Но настоящая неприятность произошла вскоре после ухода Крипса. Произошло вот что. Распрощавшись с Крипсом, я еще остался на балконе и размышлял о людях у бассейна. Я слушал музыку – вернее будет сказать, подвергался ей: она опять играла громко и пронзительно, и, пока бессовестный гранд занимался соблазнением, Эльвира, Мазетто и Оттавио вопили, какдворовые кошки, и заглушали все, что творилось у бассейна. Я смотрел на огни, парившие над морем, снова восхищался их красотой, но при этом был в глубоком унынии – главным образом из-за Крипса, который непонятным и косвенным образом настолько отравил мое радостное ожидание Америки, что, если память мне не изменяет, я тут же насочинил множество других вариантов: новая служба в Риме, женитьба на какой-нибудь княжне, немедленное бегство в Грецию. На душе было черным-черно, в горле саднило. Но я взял себя в руки: к черту Крипса, подумал я и повернулся, чтобы идти в гостиницу. И вот тут, когда я вышел из длинной комнаты, в нескольких шагах от меня распахнулась дверь, за которой показалась лестница наверх, и из двери выскочила девушка лет восемнадцати – двадцати: она заскользила по полу, как по льду, поскользнулась, упала, потом вскочила, потерла локоть – и все это с горькими рыданиями. Она была безупречно красива; даже от одного короткого взгляда на нее, пока она стояла в нерешительности, с округлившимися от боли и страха карими глазами, у меня заныло сердце. Я протянул руку поддержать ее – мне показалось, что она опять упадет, – но она отпрянула и затравленно оглянулась на лестницу. Платье на ней было черное и дешевое – платье служанки, а из разорванного лифа выглядывала почти целиком одна круглая и тяжелая грудь; секунд, наверное, десять девушка стояла, оцепенев от ужаса и нерешительности, и я тоже словно прирос к месту и не мог вымолвить ни слова, разрываясь между благородным и тщетным желанием помочь и звериным инстинктом, который не давал отвести глаза от этой восхитительной вздымающейся груди. Вдруг она запахнула платье и, не переставая рыдать, ударила себя по лицу.

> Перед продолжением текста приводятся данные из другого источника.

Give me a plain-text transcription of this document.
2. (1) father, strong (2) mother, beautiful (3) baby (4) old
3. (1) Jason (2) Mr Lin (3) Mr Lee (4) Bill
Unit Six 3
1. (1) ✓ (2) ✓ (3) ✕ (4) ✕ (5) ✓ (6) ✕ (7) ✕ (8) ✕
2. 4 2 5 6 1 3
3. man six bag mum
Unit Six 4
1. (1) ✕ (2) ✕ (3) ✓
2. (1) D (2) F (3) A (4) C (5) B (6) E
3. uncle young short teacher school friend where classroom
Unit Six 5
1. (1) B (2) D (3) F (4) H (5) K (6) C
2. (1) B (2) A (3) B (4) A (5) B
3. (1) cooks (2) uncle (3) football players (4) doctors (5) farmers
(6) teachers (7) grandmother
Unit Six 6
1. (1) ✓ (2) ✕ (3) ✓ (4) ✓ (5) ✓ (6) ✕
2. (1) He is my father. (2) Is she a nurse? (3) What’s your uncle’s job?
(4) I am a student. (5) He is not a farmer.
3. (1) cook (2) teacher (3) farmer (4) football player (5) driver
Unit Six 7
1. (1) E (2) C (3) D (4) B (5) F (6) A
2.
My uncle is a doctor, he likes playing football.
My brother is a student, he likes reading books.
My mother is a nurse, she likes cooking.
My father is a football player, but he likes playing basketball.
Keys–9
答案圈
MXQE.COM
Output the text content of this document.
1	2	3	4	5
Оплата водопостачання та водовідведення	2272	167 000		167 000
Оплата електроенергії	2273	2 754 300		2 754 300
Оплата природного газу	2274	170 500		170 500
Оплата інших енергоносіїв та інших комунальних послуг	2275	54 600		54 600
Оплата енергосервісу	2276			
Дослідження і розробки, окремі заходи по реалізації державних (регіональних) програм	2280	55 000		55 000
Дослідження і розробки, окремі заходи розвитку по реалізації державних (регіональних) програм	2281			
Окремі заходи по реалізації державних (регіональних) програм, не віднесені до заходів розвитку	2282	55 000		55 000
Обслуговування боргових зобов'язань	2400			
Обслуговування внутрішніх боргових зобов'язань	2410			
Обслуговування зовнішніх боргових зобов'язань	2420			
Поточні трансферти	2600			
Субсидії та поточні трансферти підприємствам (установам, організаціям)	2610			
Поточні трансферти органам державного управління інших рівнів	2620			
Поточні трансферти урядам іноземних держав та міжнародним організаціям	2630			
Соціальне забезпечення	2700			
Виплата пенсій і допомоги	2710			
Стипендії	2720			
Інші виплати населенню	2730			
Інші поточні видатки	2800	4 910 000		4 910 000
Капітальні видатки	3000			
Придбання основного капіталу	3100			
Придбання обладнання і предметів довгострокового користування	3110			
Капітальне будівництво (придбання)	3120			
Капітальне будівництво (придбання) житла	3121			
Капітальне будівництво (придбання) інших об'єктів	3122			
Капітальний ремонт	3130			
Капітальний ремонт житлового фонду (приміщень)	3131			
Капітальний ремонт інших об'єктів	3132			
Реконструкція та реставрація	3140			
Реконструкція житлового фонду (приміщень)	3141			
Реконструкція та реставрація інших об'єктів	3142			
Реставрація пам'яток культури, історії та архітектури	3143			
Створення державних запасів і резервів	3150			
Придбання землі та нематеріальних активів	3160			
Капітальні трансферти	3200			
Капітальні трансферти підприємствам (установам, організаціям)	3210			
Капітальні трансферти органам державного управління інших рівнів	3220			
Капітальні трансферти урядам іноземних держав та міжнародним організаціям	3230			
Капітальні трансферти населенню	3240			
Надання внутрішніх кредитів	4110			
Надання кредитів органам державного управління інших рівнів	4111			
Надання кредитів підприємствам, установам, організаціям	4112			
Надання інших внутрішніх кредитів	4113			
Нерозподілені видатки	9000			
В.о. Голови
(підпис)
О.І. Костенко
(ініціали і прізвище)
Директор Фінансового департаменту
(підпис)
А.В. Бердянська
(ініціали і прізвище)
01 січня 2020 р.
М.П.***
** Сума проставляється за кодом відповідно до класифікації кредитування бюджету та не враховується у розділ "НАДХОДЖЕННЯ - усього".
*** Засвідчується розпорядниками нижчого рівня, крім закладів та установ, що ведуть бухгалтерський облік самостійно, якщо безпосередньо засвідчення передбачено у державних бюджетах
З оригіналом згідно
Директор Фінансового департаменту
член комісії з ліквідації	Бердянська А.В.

– Dio mio! – исступленно крикнула она. – Questa é la fine! Non c'è rimedio![86]
– Чем я могу вам… – начал я.
– Боже мой, не надо! – воскликнула она по-английски. – Нет, пожалуйста, не надо…
Темно-каштановые волосы свалились ей на лицо, и она тяжело дышала; потом, немного опомнившись, она протиснулась мимо меня и в страхе кинулась дальше, шлепая босыми ногами по полу и постепенно уменьшаясь в глубине коридора. Я посмотрел ей вслед и сел на мраморную скамью, не зная, что делать. Едва я сел, на лестнице опять загрохотало, как будто по ней катились ящики и сундуки. Шум был адский: казалось, в доме происходит вулканическое извержение. Потом вылетел Мейсон – тоже заскользил по полу, нелепо раскинув руки, и затормозил передо мной. Лицо его украшали три полоски пластыря. Волосы торчали во все стороны. На нем был шелковый халат, короткий и надетый, как видно, впопыхах – грудь в рыжей потной шерсти открыта, из-под подола высовываются мосластые колени. Обут он был – некстати – в купальные шлепанцы на деревянной подошве, чем и объяснялся шум.